Man’s inhumanity to man has been documented many times both in war and in peace. Also it’s been romanticized, glorified, as well as vilified, in real life and by Hollywood to a point that when a compelling, gut-wrenching film like “12 Years a Slave”, a movie so steeped in reality, comes along with its no-holds-barred, no sugar-coated approach in telling its incredible true story, well, it simply takes one’s breath away.
The film is not the tale of the Old South that your grandparents remember when viewing “Gone With the Wind”. This is an unflinchingly brutal, cruel story told from the point of view of the thousands of black slaves who have endured two hundred and fifty years of living lives devoid of basic humanity and denied the dignity that all humans deserve. The story is set in the 1840’s. Lincoln’s Thirteenth Amendment, The Emancipation Proclamation freeing all southern slaves, is still twenty years away.
Boldly and intelligently directed by Steve McQueen, the screenplay by John Ridley is filled with powerful, yet disturbing and vivid images of cruelty and brutality, which at times may cause the viewer to look away. It’s that graphic. So leave the kiddies at home. But it’s a true story based on the 1853 autobiography by Solomon Northrup, a free born, black American, from upstate New York, who was abducted in Washington, D.C. in 1841 and sold into slavery in Louisiana.
Ridley’s riveting script about plantation life in the south for slaves is potent and compelling in its telling. It is also unrelenting in its many references where characters discuss and treat the slaves, not as humans, but as property to be traded or sold, or worse, to be treated as animals. Many plantation owners in the south were laws unto themselves. That shameful period of our history was not one of our finest hours.
Solomon Northrup , renamed by the Slave auctioneer (Paul Giamatti) as the “slave Platt”, is wonderfully portrayed by British actor Chiwetel Ejiofor. Look for his name to be a strong contender for an Oscar nomination in 2014. His performance is a finely nuanced star turn, imbued with restraint and dignity without ever losing sight of his goal: to be free and reunited with his family in the North. Survival is his all-consuming passion.

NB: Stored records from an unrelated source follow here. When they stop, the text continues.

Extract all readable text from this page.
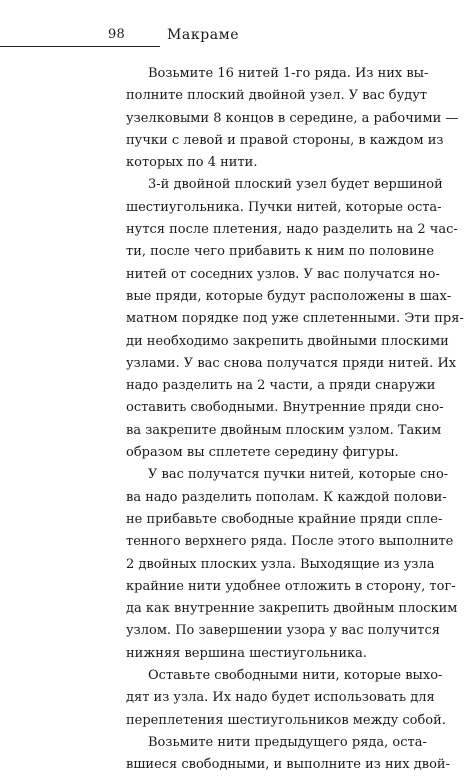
98	Макраме
Возьмите 16 нитей 1-го ряда. Из них вы-
полните плоский двойной узел. У вас будут
узелковыми 8 концов в середине, а рабочими —
пучки с левой и правой стороны, в каждом из
которых по 4 нити.
3-й двойной плоский узел будет вершиной
шестиугольника. Пучки нитей, которые оста-
нутся после плетения, надо разделить на 2 час-
ти, после чего прибавить к ним по половине
нитей от соседних узлов. У вас получатся но-
вые пряди, которые будут расположены в шах-
матном порядке под уже сплетенными. Эти пря-
ди необходимо закрепить двойными плоскими
узлами. У вас снова получатся пряди нитей. Их
надо разделить на 2 части, а пряди снаружи
оставить свободными. Внутренние пряди сно-
ва закрепите двойным плоским узлом. Таким
образом вы сплетете середину фигуры.
У вас получатся пучки нитей, которые сно-
ва надо разделить пополам. К каждой полови-
не прибавьте свободные крайние пряди спле-
тенного верхнего ряда. После этого выполните
2 двойных плоских узла. Выходящие из узла
крайние нити удобнее отложить в сторону, тог-
да как внутренние закрепить двойным плоским
узлом. По завершении узора у вас получится
нижняя вершина шестиугольника.
Оставьте свободными нити, которые выхо-
дят из узла. Их надо будет использовать для
переплетения шестиугольников между собой.
Возьмите нити предыдущего ряда, оста-
вшиеся свободными, и выполните из них двой-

Michael Fassbender plays Edwin Epps the cruel, whiplash-happy, plantation owner. His portrayal of Epps is a frightening portrait of man full of conflicting and out of control emotions. He’s a Freudian delight on steroids. Look for his name on the 2014 Oscar nomination list as well.
Lupita Nyong’o, one of the young slaves and the reluctant object of Epps’ unwanted sexual advances, delivers an absolutely stunning and poignant performance as Patsey. When the camera moves in close to her lovely, but sad face, her soulful eyes tell the real and dehumanizing story of how the legacy of slavery, as an institution, will haunt millions of lives in the future. Her name also, will be on the radar screen of the Oscar nomination committee
Adepero Oduye as Liza, delivers one of the film’s many heart-rending moments, weeping and constantly wailing over the whereabouts of her two young children. Her children, literally torn from her at the slave auction, are sold separately and sent to another plantation. Every audience member who sees this film, especially mothers, will become immediately engaged. It’s a very strong and compelling movie filled with many strong emotions. Perhaps, Oduye is another candidate for an Oscar nomination?

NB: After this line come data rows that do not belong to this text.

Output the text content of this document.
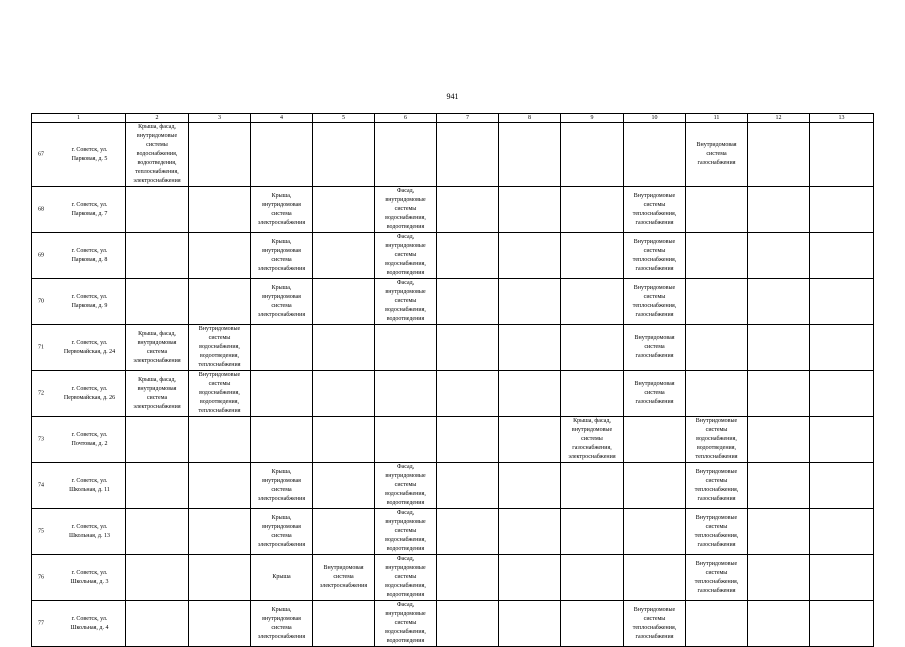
941
1	2	3	4	5	6	7	8	9	10	11	12	13

67
г. Советск, ул. Парковая, д. 5	Крыша, фасад, внутридомовые системы водоснабжения, водоотведения, теплоснабжения, электроснабжения									Внутридомовая система газоснабжения		

68
г. Советск, ул. Парковая, д. 7			Крыша, внутридомовая система электроснабжения		Фасад, внутридомовые системы водоснабжения, водоотведения				Внутридомовые системы теплоснабжения, газоснабжения			

69
г. Советск, ул. Парковая, д. 8			Крыша, внутридомовая система электроснабжения		Фасад, внутридомовые системы водоснабжения, водоотведения				Внутридомовые системы теплоснабжения, газоснабжения			

70
г. Советск, ул. Парковая, д. 9			Крыша, внутридомовая система электроснабжения		Фасад, внутридомовые системы водоснабжения, водоотведения				Внутридомовые системы теплоснабжения, газоснабжения			

71
г. Советск, ул. Первомайская, д. 24	Крыша, фасад, внутридомовая система электроснабжения	Внутридомовые системы водоснабжения, водоотведения, теплоснабжения							Внутридомовая система газоснабжения			

72
г. Советск, ул. Первомайская, д. 26	Крыша, фасад, внутридомовая система электроснабжения	Внутридомовые системы водоснабжения, водоотведения, теплоснабжения							Внутридомовая система газоснабжения			

73
г. Советск, ул. Почтовая, д. 2								Крыша, фасад, внутридомовые системы газоснабжения, электроснабжения		Внутридомовые системы водоснабжения, водоотведения, теплоснабжения		

74
г. Советск, ул. Школьная, д. 11			Крыша, внутридомовая система электроснабжения		Фасад, внутридомовые системы водоснабжения, водоотведения					Внутридомовые системы теплоснабжения, газоснабжения		

75
г. Советск, ул. Школьная, д. 13			Крыша, внутридомовая система электроснабжения		Фасад, внутридомовые системы водоснабжения, водоотведения					Внутридомовые системы теплоснабжения, газоснабжения		

76
г. Советск, ул. Школьная, д. 3			Крыша	Внутридомовая система электроснабжения	Фасад, внутридомовые системы водоснабжения, водоотведения					Внутридомовые системы теплоснабжения, газоснабжения		

77
г. Советск, ул. Школьная, д. 4			Крыша, внутридомовая система электроснабжения		Фасад, внутридомовые системы водоснабжения, водоотведения				Внутридомовые системы теплоснабжения, газоснабжения			
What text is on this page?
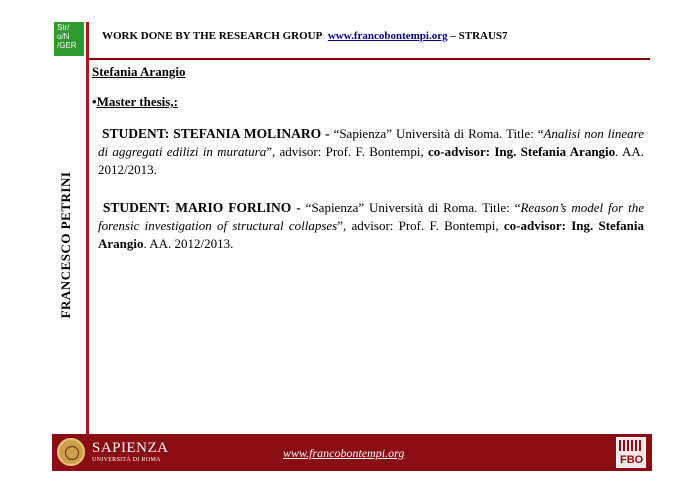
Str/
o/N
/GER
WORK DONE BY THE RESEARCH GROUP www.francobontempi.org – STRAUS7
FRANCESCO PETRINI
Stefania Arangio
•Master thesis,:
STUDENT: STEFANIA MOLINARO - “Sapienza” Università di Roma. Title: “Analisi non lineare di aggregati edilizi in muratura”, advisor: Prof. F. Bontempi, co-advisor: Ing. Stefania Arangio. AA. 2012/2013.
STUDENT: MARIO FORLINO - “Sapienza” Università di Roma. Title: “Reason’s model for the forensic investigation of structural collapses”, advisor: Prof. F. Bontempi, co-advisor: Ing. Stefania Arangio. AA. 2012/2013.
SAPIENZA
UNIVERSITÀ DI ROMA	www.francobontempi.org	FBO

The dashing English actor Benedict Cumberbatch, who seems to be all over movie screens these days, plays Baptist preacher Ward, a plantation owner with a conscience.
The entire movie is filled with cameos by some of Hollywood’s finest character actors: Paul Giamatti, as a slave auctioneer; Alfre Woodard as Mistress Shaw; wife of a white plantation owner; Paul Dano as uber-racist Tibeats; and Hollywood blockbuster star Brad Pitt, in a small but important pivotal role as the Canadian carpenter Bass. Pitt’s cameo is one of the few voices of sanity in this powerful story of one man’s journey into and out of slavery.

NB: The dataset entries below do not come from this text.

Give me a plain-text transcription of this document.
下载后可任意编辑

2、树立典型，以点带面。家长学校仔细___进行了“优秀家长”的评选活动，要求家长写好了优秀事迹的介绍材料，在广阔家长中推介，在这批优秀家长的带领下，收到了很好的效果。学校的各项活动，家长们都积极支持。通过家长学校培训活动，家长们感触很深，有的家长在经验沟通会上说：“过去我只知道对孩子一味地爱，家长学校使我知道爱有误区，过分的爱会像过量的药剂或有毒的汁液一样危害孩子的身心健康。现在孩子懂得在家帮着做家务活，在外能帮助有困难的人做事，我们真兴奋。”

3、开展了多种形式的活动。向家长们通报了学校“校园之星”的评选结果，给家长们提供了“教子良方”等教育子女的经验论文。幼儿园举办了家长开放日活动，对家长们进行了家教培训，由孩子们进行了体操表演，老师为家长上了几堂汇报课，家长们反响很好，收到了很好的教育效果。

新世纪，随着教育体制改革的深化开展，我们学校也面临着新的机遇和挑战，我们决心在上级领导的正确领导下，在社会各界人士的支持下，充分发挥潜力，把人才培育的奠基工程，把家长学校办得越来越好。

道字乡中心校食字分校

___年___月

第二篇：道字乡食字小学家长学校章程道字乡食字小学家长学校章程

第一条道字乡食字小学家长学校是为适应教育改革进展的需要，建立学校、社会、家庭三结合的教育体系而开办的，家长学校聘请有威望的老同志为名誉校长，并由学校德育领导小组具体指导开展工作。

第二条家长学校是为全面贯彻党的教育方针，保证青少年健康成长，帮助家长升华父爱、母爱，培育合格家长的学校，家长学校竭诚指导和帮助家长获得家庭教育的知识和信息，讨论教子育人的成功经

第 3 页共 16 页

Director McQueen and Cinematographer Sean Bobbitt, appear to be joined at the hip when it comes to two personal visions coming together as one (this is their third film together). The disarming beauty of the scenery, with its Spanish moss-filled plantation scenes, and its gorgeous sun rises and sunsets belie the reality of the harsh conditions of American plantation life in the 18th and 19th centuries.
Action/exploitation movies like “Django Unchained” are targeted to appeal to a lowest common denominator. McQueen and Ridley are trying to set the record straight as to how it really was for black slaves back then. One often hears people saying how they yearn for the “good old days”. Well, it wasn’t the good old days for everyone.
When the buzz of a “hot and important” film is being cast, even the stars come out and lobby for a part in a movie that will be Oscar-nominated heavy. Everyone loves a winner, and “12 Years a Slave” is definitely a winner! The film opens nationwide this week.